Saturday, May 8, 2010

Lost Gardens of Heligan

The gardens of Heligan developed over 150 years through 4 generations of the Tremayne family. John Hearle Tremayne began the great Heligan tradition of collecting new and unusual specimen plants. Among the many plants that John Hearle added to the garden, the most famous was probably Cornus capitata, first cultivated at Heligan. Sir Anthony Buller had been on an expedition in Nepal where he collected seed from the lower slopes of the Himalayas, which he gave to John Hearle Tremayne in 1825.

Through John Hearle Tremayne’s marriage to Caroline, brother of Sir Charles Lemon (a familiar of JD Hooker), the stunning Hooker Rhododendrons came into the Heligan collections. The most magnificent of all the plants in the collection (in my opinion) are the absolutely massive tree Rhododendrons (R. arboreum and R. falconeri).

John Hearle’s son John continued growing Heligan during the great Victorian Imperial period of plant exploration and introduction.
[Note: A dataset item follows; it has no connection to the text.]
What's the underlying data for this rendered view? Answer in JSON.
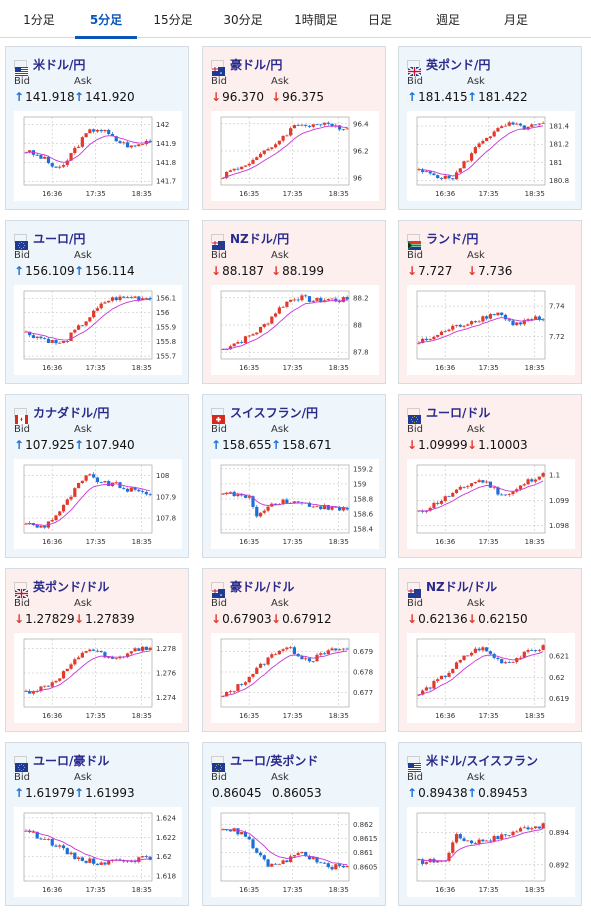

By the time of John’s death in 1901, he had contributed many plantings to the garden including the Tree Ferns, distributed by Treseders in the 1890’s, and the Trachycarpus palms.

John’s son Jack returned from Italy in 1891 to continue his father’s work at Heligan. Jack had an artistic nature, and was a very talented architect and plantsman. He designed “the jungle” and the “the ravine,” and created the Italian Garden where he introduced many new exotics including Chinese gooseberry (Actinidia chinenesis, an EH Wilson introduction from Veitch), The Pocket Handkerchief Tree (Davidia involucrata), and Magnolia delavayi.
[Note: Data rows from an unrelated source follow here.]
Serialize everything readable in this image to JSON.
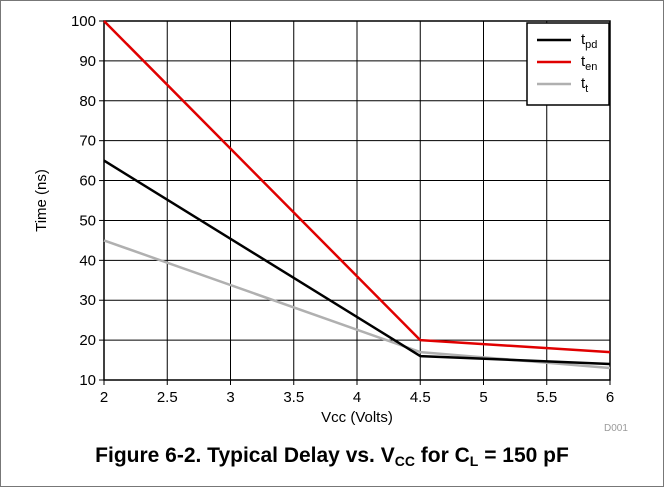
{
  "chart_data": {
    "type": "line",
    "xlabel": "Vcc (Volts)",
    "ylabel": "Time (ns)",
    "xlim": [
      2,
      6
    ],
    "ylim": [
      10,
      100
    ],
    "xticks": [
      2,
      2.5,
      3,
      3.5,
      4,
      4.5,
      5,
      5.5,
      6
    ],
    "xtick_labels": [
      "2",
      "2.5",
      "3",
      "3.5",
      "4",
      "4.5",
      "5",
      "5.5",
      "6"
    ],
    "yticks": [
      10,
      20,
      30,
      40,
      50,
      60,
      70,
      80,
      90,
      100
    ],
    "ytick_labels": [
      "10",
      "20",
      "30",
      "40",
      "50",
      "60",
      "70",
      "80",
      "90",
      "100"
    ],
    "grid": true,
    "legend_position": "top-right",
    "series": [
      {
        "name": "t",
        "name_sub": "pd",
        "color": "#000000",
        "x": [
          2,
          4.5,
          6
        ],
        "y": [
          65,
          16,
          14
        ]
      },
      {
        "name": "t",
        "name_sub": "en",
        "color": "#e00000",
        "x": [
          2,
          4.5,
          6
        ],
        "y": [
          100,
          20,
          17
        ]
      },
      {
        "name": "t",
        "name_sub": "t",
        "color": "#b0b0b0",
        "x": [
          2,
          4.5,
          6
        ],
        "y": [
          45,
          17,
          13
        ]
      }
    ]
  },
  "figure_id": "D001",
  "caption": {
    "prefix": "Figure 6-2. Typical Delay vs. V",
    "sub1": "CC",
    "mid": " for C",
    "sub2": "L",
    "suffix": " = 150 pF"
  }
}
Jack moved out of Heligan during the Great War when it was used as a military convalescent hospital. Upon returning to Heligan, he soon couldn’t live with “the ghosts” that haunted the gardens. Tragically, so many of the gardeners had lost their life during the war that Jack could not live with the sadness, and so returned to Italy. The gardens began a slow period of decline until Tim Smit (creator of the Eden Project) discovered the property in 1990, and began the amazing process of restoration.
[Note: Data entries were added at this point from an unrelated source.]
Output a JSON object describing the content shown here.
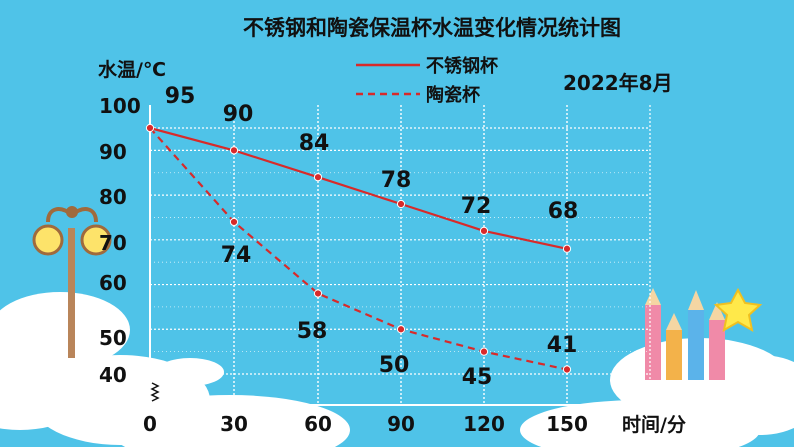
{
  "chart_data": {
    "type": "line",
    "title": "不锈钢和陶瓷保温杯水温变化情况统计图",
    "subtitle": "2022年8月",
    "ylabel": "水温/℃",
    "xlabel": "时间/分",
    "x": [
      0,
      30,
      60,
      90,
      120,
      150
    ],
    "x_tick_labels": [
      "0",
      "30",
      "60",
      "90",
      "120",
      "150"
    ],
    "y_tick_labels": [
      "100",
      "90",
      "80",
      "70",
      "60",
      "50",
      "40"
    ],
    "ylim": [
      40,
      100
    ],
    "axis_break": true,
    "grid": true,
    "legend_position": "top-center",
    "series": [
      {
        "name": "不锈钢杯",
        "style": "solid",
        "color": "#d82a2a",
        "values": [
          95,
          90,
          84,
          78,
          72,
          68
        ],
        "labels": [
          "95",
          "90",
          "84",
          "78",
          "72",
          "68"
        ]
      },
      {
        "name": "陶瓷杯",
        "style": "dashed",
        "color": "#d82a2a",
        "values": [
          95,
          74,
          58,
          50,
          45,
          41
        ],
        "labels": [
          "",
          "74",
          "58",
          "50",
          "45",
          "41"
        ]
      }
    ]
  },
  "colors": {
    "background": "#4fc3e8",
    "grid_line": "#ffffff",
    "series_line": "#d82a2a",
    "text": "#111111"
  }
}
Most of the impressive plants at Heligan resulted from the Tremayne’s patronage of the House of Veitch (Royal Exotic Nursery) and Treseder family. The Veitch’s entrepreneurial spirit led them to invest in many of the greatest plant collectors of all time. During the Veitch’s reign of the horticultural industry, they invested in 22 plant collectors including the Cornish Lobb brothers, Richard Pearce, and EH Wilson.

Some of my favorite large plants at Heligan include: Cornus capitata, Crinodendron hookerianum, Davidia involuctrata, Dicksonia antarctica, Drimys winteri, Eucryphia cordifolia, Hoheria sexstylosa, Magnolia campbellii, Magnolia delavayi, Podocarpus totara, Pseudotsuga menziesii (and its HUGE witch’s broom), Rhododendron arboreum, Rhododendron falconeri, Rhododendron niveum, Sequoiadendron giganteum, Plagianthus betulinus (or P. regius).

And that is just the short list! What an amazing garden.